Wife killer sentenced to more than 46 years
KENT - On the Internet dating service he used before his wife's death, he was known simply as "Freedom."
But that's what Robert Durall lost yesterday in King County Superior Court as Judge Deborah Fleck ordered him to the exceptional sentence of 46 years and eight months in prison for the murder of his wife, Carolyn.
As Durall sat weeping, Fleck called the murder a case of "aggravated domestic violence preceded by a pattern of psychological abuse."
Despite being educated, professionally successful and a church leader, Durall was typical, Fleck said, of abusers who, despite their community standing, control their partners through psychological abuse and intimidation.
Durall, who will be 43 this month, reported his 36-year-old wife missing in August 1998. He told police, his three young children, his wife's friends and family that she had "run off" from their Renton home while he was upstairs taking a shower.
But her co-workers at Morgan Stanley Dean Witter in Bellevue knew she was planning to divorce Durall. They were concerned when she did not show up for work and could not be reached at home.

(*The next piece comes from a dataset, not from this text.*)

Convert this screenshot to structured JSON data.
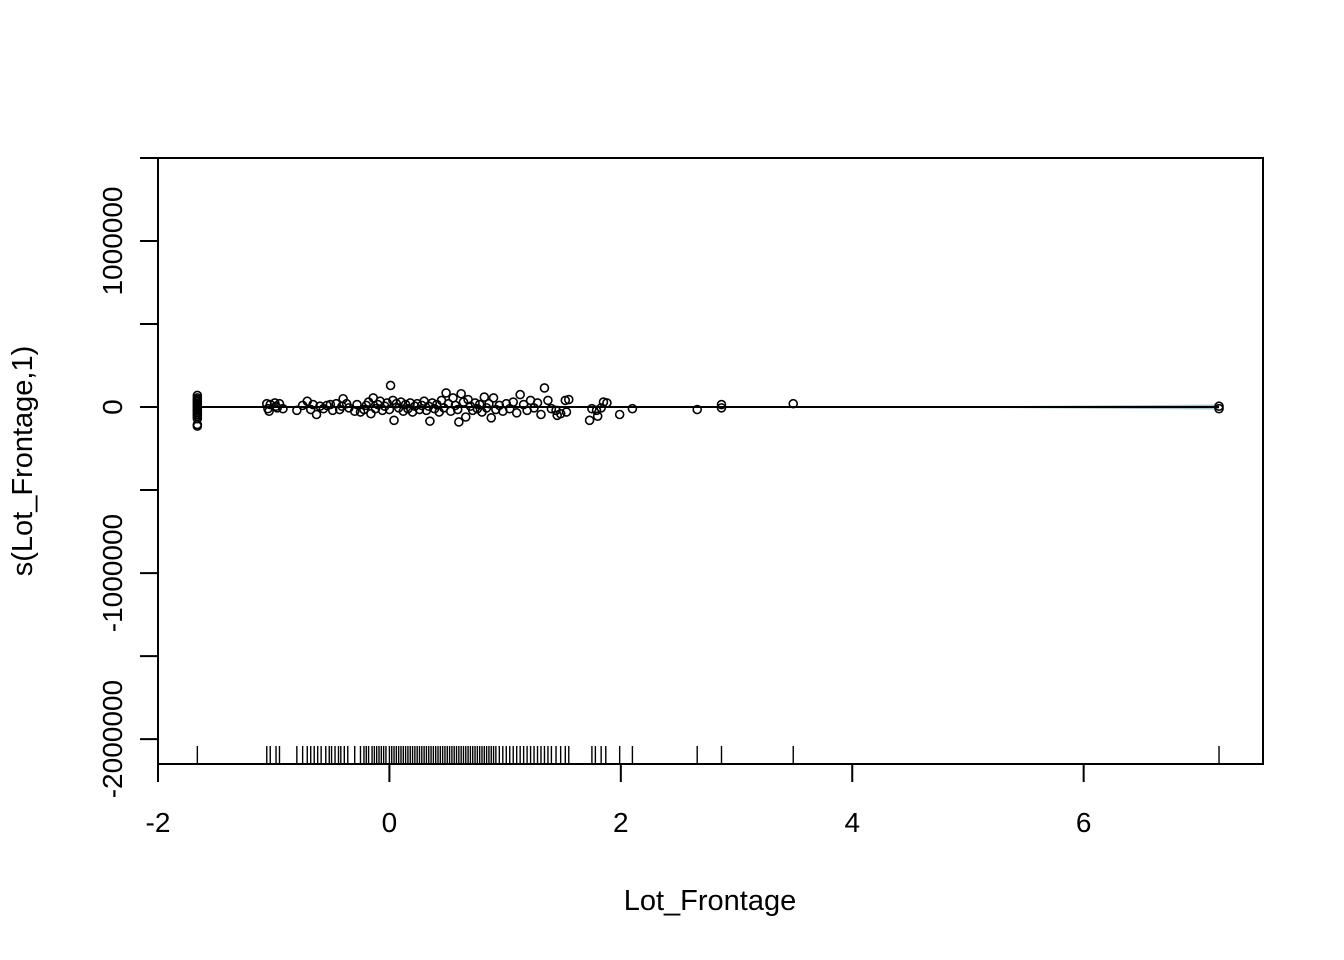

Letters in Carolyn's desk, detailing her unhappiness with Durall, helped link him to her disappearance. He was arrested on Aug. 26, 1998, and charged with first-degree murder. A few weeks later, he took police to a wooded area two miles off Interstate 90, where Carolyn's body was buried, with the agreement that his doing so would never be revealed to a jury.
Durall's trial began in June and was marked with bizarre twists, one coming near the end when he claimed strangers had abducted his wife and forced him to accompany them to the wooded area where they buried her and made him clean up the blood in the house.
After only two hours of deliberation Aug. 7, the jury convicted Durall of first-degree murder. It was two years and one day after Durall took his wife out for dinner and drinks, and then, in their bedroom, beat her so viciously that Fleck, who has presided over many homicide trials, called photos of Carolyn Durall's body some of the most "horrific" she had ever seen.
While Durall's attorney, Don Minor, asked that Durall be sentenced within the standard range, 20 to 26 years, Senior Deputy Prosecuting Attorney Jeff Baird said Durall used the Internet to research ways to kill his wife, which showed he premeditated her death and therefore deserved an exceptional sentence.
Fleck agreed, sentencing Durall to slightly less than the 50 years Baird recommended and imposing a no-contact order that makes it illegal for Durall to contact his three children except through their guardian and the prosecutor's office.
Durall was solemn through most of the sentencing until a friend of Carolyn's showed a videotape with slides of her. There were pictures of Carolyn on horseback, in the kitchen, with her friends, family and children.
When Durall addressed the court, he emotionally told of knowing the pain of what it's like to have a family torn apart. He referred to the relationship he had with his wife as one of love and trust and noted that Carolyn wrote in a Bible she dedicated to him that he "was one of the nicest men she'd ever met."
He did not, however, take responsibility for her death, Fleck said, characterizing his demeanor - particularly during the trial - as "sniveling."
Carolyn Durall's mother, Lenore Roberts, told Durall he was a "monster" who had disgraced not only his own family, but Roberts and her husband, Jim.
The Robertses, who are in their 60s, are raising the couple's children, and while they don't regret it, it wasn't what they expected to be doing in their retirement years.
Two years ago, Roberts, on behalf of the children, filed a wrongful-death suit in King County Superior Court against Durall to obtain funds from the estate to support the children. Tuesday, a judge ordered funds from the estate to be dispersed.
But it's little compensation.
"The light has gone out of my life," Roberts told the court.